Cette assurance méritée dénote l’habitude des bravos et des applaudissements.

Cette femme était Mme Cinti-Damoreau, l’illustre cantatrice.

Peu de temps auparavant, elle avait eu le courage, rare parmi les chanteurs aimés du public, de quitter la scène, à l’apogée de sa réputation.

La duchesse de Vérone fit pour Mme Cinti-Damoreau ce qu’elle n’avait encore fait pour aucun de ses invités.

Elle s’avança vers elle, la prit par la main et l’obligea gracieusement à s’asseoir à son côté.

Le concert allait commencer.

La grande dame et la grande artiste causèrent à voix basse pendant quelques instants.

Au bout de ce court entretien, Mme Cinti-Damoreau fit un geste d’assentiment, tout en lançant à la dérobée un regard curieux et presque affectueux à la jeune fille, qui rougissait, sentant qu’il était question d’elle entre les deux femmes.

Les invités affluaient dans la salle du concert.

Masquées, costumées, ou seulement en robes de bal, les dames occupaient les chaises et les banquettes d’un immense salon octogone.

Les hommes se tenaient dans les nombreuses embrasures des portes ou dans les bas côtés des murs latéraux faisant suite à l’estrade apprêtée pour les artistes et les exécutants.

Ce salon octogone, une des merveilles de l’hôtel de Warrens, mérite une description particulière.

Huit lustres de Venise y répandaient une lumière tamisée.

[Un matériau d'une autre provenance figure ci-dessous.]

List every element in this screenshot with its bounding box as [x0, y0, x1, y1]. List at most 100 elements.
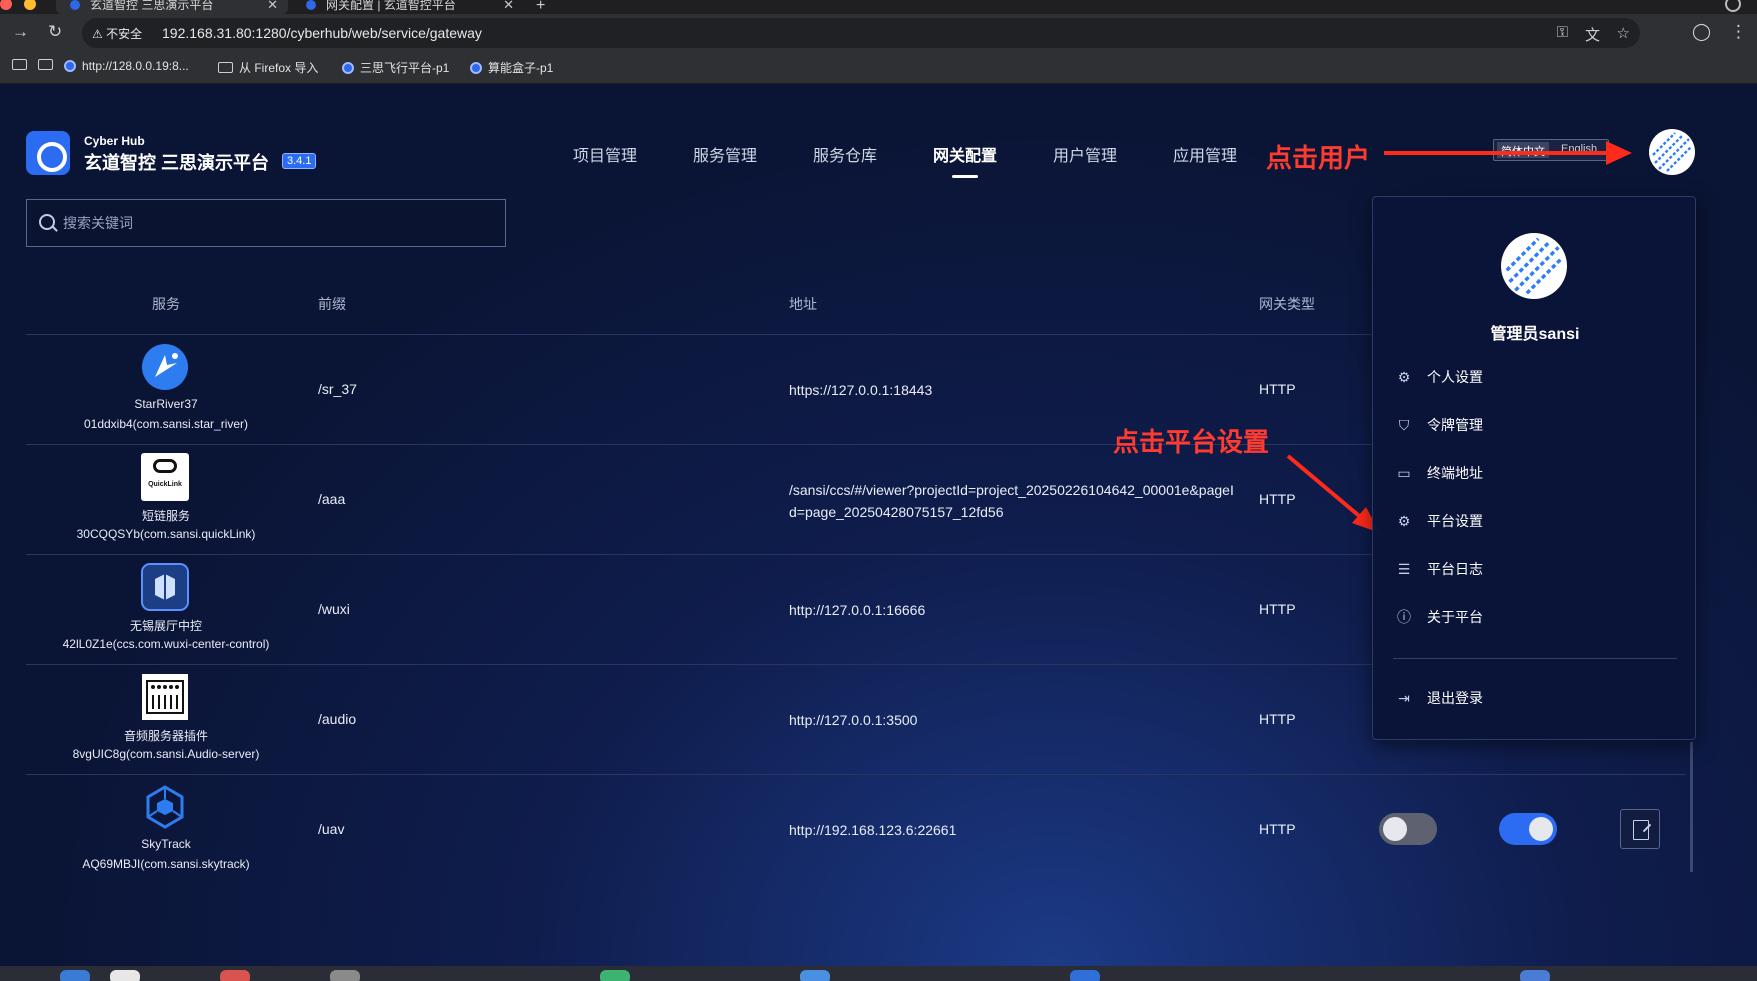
search-icon: [39, 214, 55, 230]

Le plafond, peint par Delacroix, représentait le supplice de Marsyas ; chaque dessus de porte, un faune et une dryade, un satyre et une nymphe, cherchant par leurs supplications à arrêter la vengeance d’Apollon, le Dieu du Jour et de la Musique.

Tous les lambris, en mosaïque digne de Pompéi, surmontaient des panneaux signés Corot, Decamps, Jules Dupré et Gudin.

Cette salle de concert, d’un goût sévère, faisait un contraste frappant avec la suite de salons blanc et or, par lesquels il fallait passer pour y parvenir.

Nous l’avons dit, un certain nombre d’artistes, l’élite des peintres, littérateurs et musiciens, avaient été invités par le comte de Warrens.

On n’avait donc point, à s’étonner de voir au premier rang des curieux les directeurs de nos grandes scènes lyriques, l’Opéra, les Italiens et l’Opéra-Comique.

Au moment où le comte, traversant la foule, parut donnant le bras à Mme Cinti-Damoreau, qu’il était allé chercher près de la duchesse de Vérone, et qu’il conduisit jusqu’à l’estrade, où Ponchard, un grand chanteur d’opéra-comique, l’attendait, un silence respectueux se fit ; puis les deux illustres virtuoses commencèrent un duo de l’Ambassadrice.